Penale

Lo spacciatore risponde della morte del cliente solo se ha agito colpevolmente senza cautele

Oltre alla responsabilità per il reato doloso di spaccio il giudice dovrà provare se la condotta ipotizzata di un agente modello adeguata alla normale diligenza coincida o meno con il comportamento tenuto dall’agente reale

di Paola Rossi

Lo spacciatore risponde non solo dell’illecita attività di vendita della droga, ma anche delle conseguenze letali che derivino all’acquirente dall’assunzione della sostanza stupefacente se colpevolmente ha ignorato l’evento che - al momento della commissione del reato doloso “presupposto” - fosse in concreto prevedibile. Le conseguenze della morte o delle lesioni personali a seguito della commissione di un reato doloso - sono contestabili a titolo di colpa in quanto prevedibili, ma non volute dall’agente, che ha violato perciò le regole di cautela nella sua condotta volontaria, affinché non si determinassero le ulteriori conseguenze.

Ma una volta accertata la responsabilità penale per il reato doloso non è da tale accertamento che si possa dire provata la colpa per le conseguenze ulteriori, quali la morte o le lesioni personali, senza appurare appunto l’elemento psicologico per il reato previsto dall’articolo 586 del Codice penale intitolato “morte o lesioni come conseguenza di altro delitto”. Si tratta quindi di due reati distinti dove il primo deve essere sostenuto dal dolo mentre del secondo si risponde a titolo di colpa.

La Corte di cassazione penale - con la sentenza n. 8356/2025 - ha respinto il ricorso dell’imputato che aveva ceduto più pasticche di extasy a una donna che era poi morta la stessa serata della cessione e con un livello ematico di Mdma (principio attivo della nota droga) elevatissimo e sicura causa del decesso della giovane.

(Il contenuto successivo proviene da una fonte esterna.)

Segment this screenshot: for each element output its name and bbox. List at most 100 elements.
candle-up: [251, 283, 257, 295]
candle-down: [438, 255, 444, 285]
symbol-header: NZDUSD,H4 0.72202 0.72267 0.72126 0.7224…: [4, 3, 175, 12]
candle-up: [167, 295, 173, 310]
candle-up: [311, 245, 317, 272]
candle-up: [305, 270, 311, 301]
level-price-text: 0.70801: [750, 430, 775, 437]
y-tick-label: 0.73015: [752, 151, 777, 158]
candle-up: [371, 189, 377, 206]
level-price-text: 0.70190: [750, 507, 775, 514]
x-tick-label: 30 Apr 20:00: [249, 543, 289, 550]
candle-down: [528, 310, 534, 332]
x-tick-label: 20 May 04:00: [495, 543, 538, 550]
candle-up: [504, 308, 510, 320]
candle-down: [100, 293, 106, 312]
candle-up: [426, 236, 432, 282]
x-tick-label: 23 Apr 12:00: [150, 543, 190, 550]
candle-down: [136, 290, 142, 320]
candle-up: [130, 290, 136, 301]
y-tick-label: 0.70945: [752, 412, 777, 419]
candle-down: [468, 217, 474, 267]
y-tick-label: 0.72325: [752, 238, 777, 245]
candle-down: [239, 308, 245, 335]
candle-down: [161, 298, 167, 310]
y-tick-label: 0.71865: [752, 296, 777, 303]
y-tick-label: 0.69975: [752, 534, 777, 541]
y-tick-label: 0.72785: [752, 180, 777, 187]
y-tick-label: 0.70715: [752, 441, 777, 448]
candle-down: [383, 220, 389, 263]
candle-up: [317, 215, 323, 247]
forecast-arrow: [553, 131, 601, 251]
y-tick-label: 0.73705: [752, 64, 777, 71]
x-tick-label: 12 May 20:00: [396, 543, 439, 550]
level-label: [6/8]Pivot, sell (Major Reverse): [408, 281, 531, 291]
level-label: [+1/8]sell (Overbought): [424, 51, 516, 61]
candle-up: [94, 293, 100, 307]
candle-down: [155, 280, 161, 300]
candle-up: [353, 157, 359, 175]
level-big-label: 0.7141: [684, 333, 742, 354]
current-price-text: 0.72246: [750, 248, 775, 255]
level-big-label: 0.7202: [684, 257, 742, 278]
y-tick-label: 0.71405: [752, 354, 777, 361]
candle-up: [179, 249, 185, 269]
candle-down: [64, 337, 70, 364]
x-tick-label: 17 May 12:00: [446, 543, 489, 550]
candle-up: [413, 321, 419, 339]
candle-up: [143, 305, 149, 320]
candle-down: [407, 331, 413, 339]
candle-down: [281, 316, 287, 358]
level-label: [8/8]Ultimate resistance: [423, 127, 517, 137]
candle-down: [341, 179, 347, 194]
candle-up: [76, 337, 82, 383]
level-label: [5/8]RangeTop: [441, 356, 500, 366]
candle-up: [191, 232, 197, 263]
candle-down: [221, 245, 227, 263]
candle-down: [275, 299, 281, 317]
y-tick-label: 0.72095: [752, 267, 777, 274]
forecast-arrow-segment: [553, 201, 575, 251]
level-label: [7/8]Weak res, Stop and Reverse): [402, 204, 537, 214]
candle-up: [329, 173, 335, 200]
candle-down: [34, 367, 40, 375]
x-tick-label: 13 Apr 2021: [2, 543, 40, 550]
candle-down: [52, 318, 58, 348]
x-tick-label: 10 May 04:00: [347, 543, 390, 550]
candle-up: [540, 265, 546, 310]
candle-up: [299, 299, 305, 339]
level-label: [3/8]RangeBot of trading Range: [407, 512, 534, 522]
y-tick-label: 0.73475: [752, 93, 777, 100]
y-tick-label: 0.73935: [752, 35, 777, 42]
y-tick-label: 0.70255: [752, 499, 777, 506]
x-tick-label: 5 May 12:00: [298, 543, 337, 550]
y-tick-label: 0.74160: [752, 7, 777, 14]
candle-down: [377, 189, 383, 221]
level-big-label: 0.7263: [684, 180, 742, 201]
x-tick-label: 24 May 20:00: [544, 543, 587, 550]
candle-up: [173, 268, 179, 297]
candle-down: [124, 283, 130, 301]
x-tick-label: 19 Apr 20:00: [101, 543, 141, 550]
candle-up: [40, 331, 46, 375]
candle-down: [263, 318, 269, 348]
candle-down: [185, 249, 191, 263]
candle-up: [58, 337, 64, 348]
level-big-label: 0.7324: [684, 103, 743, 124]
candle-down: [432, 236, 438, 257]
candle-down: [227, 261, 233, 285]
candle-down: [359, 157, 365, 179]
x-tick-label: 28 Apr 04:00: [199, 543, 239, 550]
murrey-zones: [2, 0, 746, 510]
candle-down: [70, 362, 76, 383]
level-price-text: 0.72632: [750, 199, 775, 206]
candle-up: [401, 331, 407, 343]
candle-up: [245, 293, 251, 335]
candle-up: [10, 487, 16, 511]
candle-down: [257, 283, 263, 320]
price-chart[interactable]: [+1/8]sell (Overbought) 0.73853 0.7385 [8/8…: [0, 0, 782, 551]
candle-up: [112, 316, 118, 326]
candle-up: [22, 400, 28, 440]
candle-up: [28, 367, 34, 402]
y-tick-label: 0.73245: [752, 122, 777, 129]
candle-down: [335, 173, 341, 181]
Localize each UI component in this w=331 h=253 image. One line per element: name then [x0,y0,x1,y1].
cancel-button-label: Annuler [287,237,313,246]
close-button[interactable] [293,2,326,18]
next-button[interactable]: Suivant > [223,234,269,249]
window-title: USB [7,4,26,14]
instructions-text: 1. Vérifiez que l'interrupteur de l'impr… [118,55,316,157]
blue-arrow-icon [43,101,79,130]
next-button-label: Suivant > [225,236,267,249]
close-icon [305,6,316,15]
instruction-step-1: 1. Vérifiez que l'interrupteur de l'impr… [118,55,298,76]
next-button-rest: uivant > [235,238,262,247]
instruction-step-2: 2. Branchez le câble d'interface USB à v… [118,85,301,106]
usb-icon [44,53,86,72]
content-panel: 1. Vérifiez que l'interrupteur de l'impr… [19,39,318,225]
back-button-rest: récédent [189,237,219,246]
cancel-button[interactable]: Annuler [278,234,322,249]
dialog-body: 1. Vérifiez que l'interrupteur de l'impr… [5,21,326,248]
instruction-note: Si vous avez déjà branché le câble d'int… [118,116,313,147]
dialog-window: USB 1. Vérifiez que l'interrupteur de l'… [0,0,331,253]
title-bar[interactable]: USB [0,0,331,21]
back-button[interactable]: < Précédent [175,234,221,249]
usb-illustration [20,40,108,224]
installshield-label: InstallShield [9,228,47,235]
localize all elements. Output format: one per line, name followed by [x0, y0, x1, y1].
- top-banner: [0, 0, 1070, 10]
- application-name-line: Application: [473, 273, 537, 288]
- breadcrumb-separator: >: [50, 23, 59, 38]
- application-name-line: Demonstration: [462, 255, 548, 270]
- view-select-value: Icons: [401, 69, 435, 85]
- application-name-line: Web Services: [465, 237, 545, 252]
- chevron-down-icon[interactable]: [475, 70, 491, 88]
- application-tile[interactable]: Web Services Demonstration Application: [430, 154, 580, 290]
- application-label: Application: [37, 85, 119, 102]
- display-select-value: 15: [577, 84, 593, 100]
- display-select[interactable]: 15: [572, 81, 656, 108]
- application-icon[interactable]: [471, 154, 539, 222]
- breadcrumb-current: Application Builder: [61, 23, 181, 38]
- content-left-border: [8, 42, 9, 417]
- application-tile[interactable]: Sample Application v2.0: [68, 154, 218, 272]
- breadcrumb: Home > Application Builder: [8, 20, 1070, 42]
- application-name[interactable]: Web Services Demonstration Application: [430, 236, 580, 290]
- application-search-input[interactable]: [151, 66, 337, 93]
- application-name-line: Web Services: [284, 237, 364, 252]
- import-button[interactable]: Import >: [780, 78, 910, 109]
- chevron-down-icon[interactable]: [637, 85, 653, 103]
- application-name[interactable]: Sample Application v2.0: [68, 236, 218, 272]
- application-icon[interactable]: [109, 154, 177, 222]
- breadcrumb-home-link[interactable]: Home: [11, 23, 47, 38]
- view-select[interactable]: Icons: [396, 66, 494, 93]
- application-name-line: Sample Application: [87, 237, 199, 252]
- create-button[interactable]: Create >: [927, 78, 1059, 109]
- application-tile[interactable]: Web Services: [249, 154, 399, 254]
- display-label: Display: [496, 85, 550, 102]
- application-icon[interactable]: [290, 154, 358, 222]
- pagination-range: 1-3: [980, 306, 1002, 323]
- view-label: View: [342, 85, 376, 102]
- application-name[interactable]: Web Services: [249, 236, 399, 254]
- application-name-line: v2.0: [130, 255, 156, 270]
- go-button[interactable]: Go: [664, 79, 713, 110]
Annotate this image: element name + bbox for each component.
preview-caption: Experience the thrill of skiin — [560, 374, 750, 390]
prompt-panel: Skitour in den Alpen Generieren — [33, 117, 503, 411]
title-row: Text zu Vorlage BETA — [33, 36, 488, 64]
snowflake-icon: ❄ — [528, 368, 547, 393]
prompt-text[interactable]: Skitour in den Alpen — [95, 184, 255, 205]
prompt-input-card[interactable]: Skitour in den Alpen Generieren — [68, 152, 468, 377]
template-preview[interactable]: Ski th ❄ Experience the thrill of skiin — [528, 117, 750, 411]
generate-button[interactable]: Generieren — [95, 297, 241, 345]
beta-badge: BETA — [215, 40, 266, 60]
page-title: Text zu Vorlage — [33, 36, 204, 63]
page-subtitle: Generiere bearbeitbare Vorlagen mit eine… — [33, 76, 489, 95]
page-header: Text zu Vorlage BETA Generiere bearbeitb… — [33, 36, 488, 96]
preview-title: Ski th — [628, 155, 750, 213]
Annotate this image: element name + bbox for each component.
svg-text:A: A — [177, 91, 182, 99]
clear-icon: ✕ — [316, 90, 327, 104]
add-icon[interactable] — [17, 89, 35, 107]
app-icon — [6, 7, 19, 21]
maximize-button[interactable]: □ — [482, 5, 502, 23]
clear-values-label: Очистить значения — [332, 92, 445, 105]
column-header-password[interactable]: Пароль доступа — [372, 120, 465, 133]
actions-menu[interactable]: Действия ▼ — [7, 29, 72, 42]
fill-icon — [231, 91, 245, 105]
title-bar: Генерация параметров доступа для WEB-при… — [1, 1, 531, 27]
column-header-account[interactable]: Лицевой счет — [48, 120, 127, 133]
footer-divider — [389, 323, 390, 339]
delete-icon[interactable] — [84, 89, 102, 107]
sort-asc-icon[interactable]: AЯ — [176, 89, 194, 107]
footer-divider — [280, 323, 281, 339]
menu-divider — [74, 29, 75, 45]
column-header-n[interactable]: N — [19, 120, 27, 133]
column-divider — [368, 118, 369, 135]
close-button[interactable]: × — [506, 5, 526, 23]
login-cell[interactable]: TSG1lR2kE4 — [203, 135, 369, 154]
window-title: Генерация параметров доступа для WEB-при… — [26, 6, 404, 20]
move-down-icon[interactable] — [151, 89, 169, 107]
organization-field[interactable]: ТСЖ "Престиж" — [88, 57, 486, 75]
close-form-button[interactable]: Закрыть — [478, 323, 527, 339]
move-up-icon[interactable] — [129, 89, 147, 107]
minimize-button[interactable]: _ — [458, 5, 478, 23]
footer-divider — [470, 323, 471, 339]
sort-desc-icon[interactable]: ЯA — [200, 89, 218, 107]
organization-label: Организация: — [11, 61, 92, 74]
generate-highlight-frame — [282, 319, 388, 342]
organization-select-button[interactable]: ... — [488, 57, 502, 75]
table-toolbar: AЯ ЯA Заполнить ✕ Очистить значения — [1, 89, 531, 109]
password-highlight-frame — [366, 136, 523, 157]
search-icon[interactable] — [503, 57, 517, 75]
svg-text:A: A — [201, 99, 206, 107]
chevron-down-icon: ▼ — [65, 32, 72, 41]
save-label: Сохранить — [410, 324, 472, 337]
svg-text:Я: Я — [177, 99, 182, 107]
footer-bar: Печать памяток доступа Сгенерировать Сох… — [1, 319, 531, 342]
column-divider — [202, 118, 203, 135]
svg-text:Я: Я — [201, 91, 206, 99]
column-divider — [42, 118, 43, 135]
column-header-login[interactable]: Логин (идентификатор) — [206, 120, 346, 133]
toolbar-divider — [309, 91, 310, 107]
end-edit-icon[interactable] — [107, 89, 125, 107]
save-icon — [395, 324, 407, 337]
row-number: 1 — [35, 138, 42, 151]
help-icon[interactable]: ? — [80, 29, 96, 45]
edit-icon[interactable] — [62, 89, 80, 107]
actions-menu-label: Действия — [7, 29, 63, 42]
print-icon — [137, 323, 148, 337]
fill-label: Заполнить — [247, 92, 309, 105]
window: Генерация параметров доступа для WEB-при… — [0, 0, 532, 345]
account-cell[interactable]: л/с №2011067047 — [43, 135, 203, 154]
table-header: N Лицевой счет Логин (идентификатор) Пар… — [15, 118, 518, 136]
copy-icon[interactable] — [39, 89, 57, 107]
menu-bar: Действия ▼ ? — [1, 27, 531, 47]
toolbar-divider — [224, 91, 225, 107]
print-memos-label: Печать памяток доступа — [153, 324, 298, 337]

Il ricorso lamentava la mancata prova della responsabilità dell’imputato per le conseguenze letali realizzatesi la stessa notte della vendita dello stupefacente.

Come detto il reato ex articolo 586 del Cp che sanziona le conseguenze del delitto doloso è imputabile non in maniera automatica e va provata la sussistenza dell’elemento psicologico della colpa.

Il rigetto del ricorso respinge la tesi difensiva secondo cui i giudici di merito avrebbero attribuito la responsabilità penale de plano per l’evento morte senza aver appurato la condotta colposa tenuta dal ricorrente al momento di commettere il reato doloso di spaccio.

Al contrario la Cassazione, pur ribadendo che non è prevista alcuna responsabilità oggettiva per le conseguenze derivate dalla commissione del reato doloso, rileva che nella sentenza impugnata era stato, invece, dato giusto rilievo a delle circostanze di fatto che provavano la colpa del ricorrente ex articolo 586 del Codice penale: la conoscenza del comportamento sovraeccitato della vittima al momento dell’acquisto, della sua tendenza a utilizzare la droga in dosi massicce e la ripetizione delle cessioni nella medesima serata. Ciò che poteva far prevedere anche l’esito mortale.

Infine, la Suprema Corte, precisa che la norma incriminatrice contro lo spaccio di droga non assorbe tutte le conseguenze personali che derivano ai clienti del mercato degli stupefacenti. Cioè il bene dell’integrità fisica dell’assuntore non è l’oggetto tutelato dalle norme di contrasto alla vendita illecita di stupefacenti per cui non vi è duplicazione della risposta punitiva - come sostenuto dal ricorrente - in caso si verifichino le lesioni o la morte dell’acquirente. A riprova di ciò la Cassazione punta l’attenzione sul fatto che l’uso personale non sia sanzionato penalmente.